Hamburg. Die Stimmung unter den elf Gemeindemitgliedern der Kirche St. Nikolai am Klosterstern ist sichtlich gedrückt. Eigentlich haben sie sich gestern Abend nur eingefunden, um mit Hauptpastor Johann Hinrich Claussen eine Passionsandacht zu feiern. Doch der Rücktritt der EKD-Vorsitzenden Margot Käßmann ist für die meisten ein Schock, den Claussen gleich zu Beginn versucht aufzufangen. "Das ist ein schwieriger Tag für die evangelischen Christen. Ich empfinde Traurigkeit und Mitleid mit Frau Käßmann", sagt er, schließt sie in sein Gebet mit ein und eröffnet nach seiner Andacht noch eine Diskussionsrunde.

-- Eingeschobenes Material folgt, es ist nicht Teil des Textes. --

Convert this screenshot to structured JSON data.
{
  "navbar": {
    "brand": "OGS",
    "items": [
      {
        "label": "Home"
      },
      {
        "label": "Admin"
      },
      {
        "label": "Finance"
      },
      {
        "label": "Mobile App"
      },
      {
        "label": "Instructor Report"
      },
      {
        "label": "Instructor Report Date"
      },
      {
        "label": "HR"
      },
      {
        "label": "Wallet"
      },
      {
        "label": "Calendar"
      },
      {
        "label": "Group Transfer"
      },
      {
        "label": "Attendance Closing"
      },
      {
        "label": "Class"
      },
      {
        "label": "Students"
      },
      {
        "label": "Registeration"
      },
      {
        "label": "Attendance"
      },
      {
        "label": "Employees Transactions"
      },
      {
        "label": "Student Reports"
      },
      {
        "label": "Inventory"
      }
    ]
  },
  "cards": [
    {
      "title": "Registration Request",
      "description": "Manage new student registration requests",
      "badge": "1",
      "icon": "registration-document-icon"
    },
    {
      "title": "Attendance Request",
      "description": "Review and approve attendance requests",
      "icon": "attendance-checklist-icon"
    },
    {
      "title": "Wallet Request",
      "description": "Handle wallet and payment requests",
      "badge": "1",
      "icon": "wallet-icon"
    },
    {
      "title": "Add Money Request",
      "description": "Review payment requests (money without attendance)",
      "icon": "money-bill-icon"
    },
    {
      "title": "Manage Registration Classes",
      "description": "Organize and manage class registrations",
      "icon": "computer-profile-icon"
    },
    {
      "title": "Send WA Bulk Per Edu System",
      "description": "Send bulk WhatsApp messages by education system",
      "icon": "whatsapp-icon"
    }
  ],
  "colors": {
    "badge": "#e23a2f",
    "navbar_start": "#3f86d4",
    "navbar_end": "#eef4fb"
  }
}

Das Bedürfnis darüber zu sprechen ist groß. Nicht alle haben Verständnis für die Entscheidung Käßmanns, von allen Ämtern zurückzutreten. "So eine Frau bekommen wir nicht wieder für die Kirche. Man muss auch in harten Zeiten durchhalten", sagt Christiane Graff. Neben ihr sitzt Karin Pfeiffer und nickt zustimmend. Sie ist bitter enttäuscht, hatte gehofft, dass die Hannoveranerin mehr um ihr Amt kämpft. "Aber nach all den Schicksalsschlägen, dem Krebs, der Scheidung, ist es fraglich, ob sie die Kraft gehabt hätte, die Hetzjagd auf sie durchzustehen." Für Marga Hartmann, die Käßmann als "mutige, wichtige Stimme für den Glauben" bezeichnet, ist der Rücktritt jedoch konsequent. "Frau Käßmann hat immer strenge Maßstäbe an sich angelegt". Strenger als manche, vor allem männliche Politiker, die die Sache vermutlich aussitzen würden, sagen einige in der kleinen Runde.

Doch auch Propst Claussen sieht die Entscheidung Käßmanns als richtig an. Es sei nur schwer auszuhalten, wegen eines solchen Fehlers zum öffentlichen Thema zu werden. "Doch für die Kirche ist das zum Heulen, weil Margot Käßmann so eine große Theologin mit großer Ausstrahlung ist. Die ist wichtig für uns", sagt er mit bitterer Miene.

Vor ein paar Jahren war sie sogar zu Besuch in seiner Kirche, hat bei der "Wirtschaftskanzel" einen Vortrag gehalten. Da war die Kirche gerammelt voll. "Das war eine tolle Rede", erinnert sich Christa Emer. Sie kann sich nur vorstellen, dass Margot Käßmann "seelische Probleme hatte". Sonst wäre sie nicht betrunken Auto gefahren. Mathias Kessel sieht das Ganze in viel größerem Rahmen: "Vielleicht ist diese Krise eine Prüfung von Gott."